BDDK Nisan ayı aylık verilerine göre, yurt içi yerleşiklerin döviz mevduat hesabı 214,4 milyar dolardır. Bunun yaklaşık 75 milyar doları ticari kuruluşların mevduatıdır. (Aşağıdaki tablo.)
BDDK kararının etkileri ne olur?
Faiz politikası yerine, yasaklayıcı kararlarla tasarrufları ve sermayeyi kontrol etmek, tamamıyla piyasa ekonomisine dayalı bir ekonomide bozucu etki yapar.
Daha önemlisi, bugün döviz tasarrufuna sınır getiren bir ekonomi yönetimi, yarın dış ödemelerde bir sorun çıkarsa, içerideki dövizleri bozdurma zorunluluğu getirebilir şeklinde bir algı yaratır ve güven sorunu ortaya çıkar.
Öte yandan serbest piyasa ekonomisinde yasaklar, muvazaalı çözümleri zorlar. Söz gelimi şirketler döviz varlıklarını şirket sahibinin hesaplarına aktarabilir. Mevcut şirket ortakları kredi almayan ve fakat eski şirket üstünden iş yapabilecekleri yeni şirket kurarlar. Dövizleri bu şirkete aktarabilirler.
Kambiyo sistemi imkân verdiği için, şirket ortakları tasarruflarını yurt dışına transfer edebilir veya yastık altına alabilirler.
Bütün bunlar, güven sorunu ve kredi kısıtlaması ile birlikte, stagflasyona neden olur.

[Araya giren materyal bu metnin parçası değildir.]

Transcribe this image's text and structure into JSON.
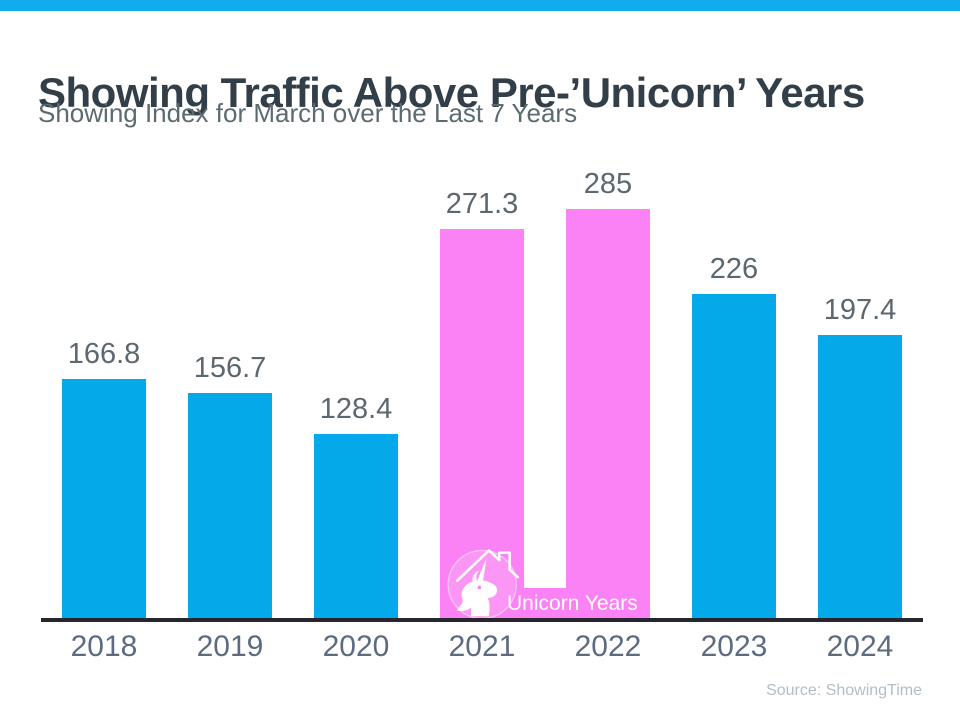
{
  "header": {
    "title": "Showing Traffic Above Pre-’Unicorn’ Years",
    "subtitle": "Showing Index for March over the Last 7 Years"
  },
  "chart_data": {
    "type": "bar",
    "title": "Showing Traffic Above Pre-’Unicorn’ Years",
    "subtitle": "Showing Index for March over the Last 7 Years",
    "categories": [
      "2018",
      "2019",
      "2020",
      "2021",
      "2022",
      "2023",
      "2024"
    ],
    "values": [
      166.8,
      156.7,
      128.4,
      271.3,
      285,
      226,
      197.4
    ],
    "value_labels": [
      "166.8",
      "156.7",
      "128.4",
      "271.3",
      "285",
      "226",
      "197.4"
    ],
    "highlight_indices": [
      3,
      4
    ],
    "highlight_label": "Unicorn Years",
    "xlabel": "",
    "ylabel": "",
    "ylim": [
      0,
      285
    ],
    "grid": false,
    "legend": "none",
    "colors": {
      "bar": "#04A9E9",
      "highlight": "#FB82F4",
      "axis": "#26262C",
      "value_label": "#5C6770",
      "category_label": "#5C6B80"
    }
  },
  "annotations": {
    "unicorn_icon": "unicorn-house-icon"
  },
  "footer": {
    "source": "Source: ShowingTime"
  },
  "theme": {
    "accent_bar": "#12ACEC",
    "background": "#FFFFFF",
    "title_color": "#333F48",
    "subtitle_color": "#5C6B70",
    "source_color": "#B2BDC6"
  }
}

Sonuç olarak, BDDK kararı ile döviz tevdiat hesaplarında az bir çözülme olabilir. Ancak bu sivrisineği öldürmeye yarar. Bataklığı kurutmaz.
Bataklığı kurutmak için, oyunu kuralına göre oynamak gerekir. İstikrar programı yapmak, faiz takıntısından kurtulup, faizi para politikasının bir aracı olarak kullanmak gerekir.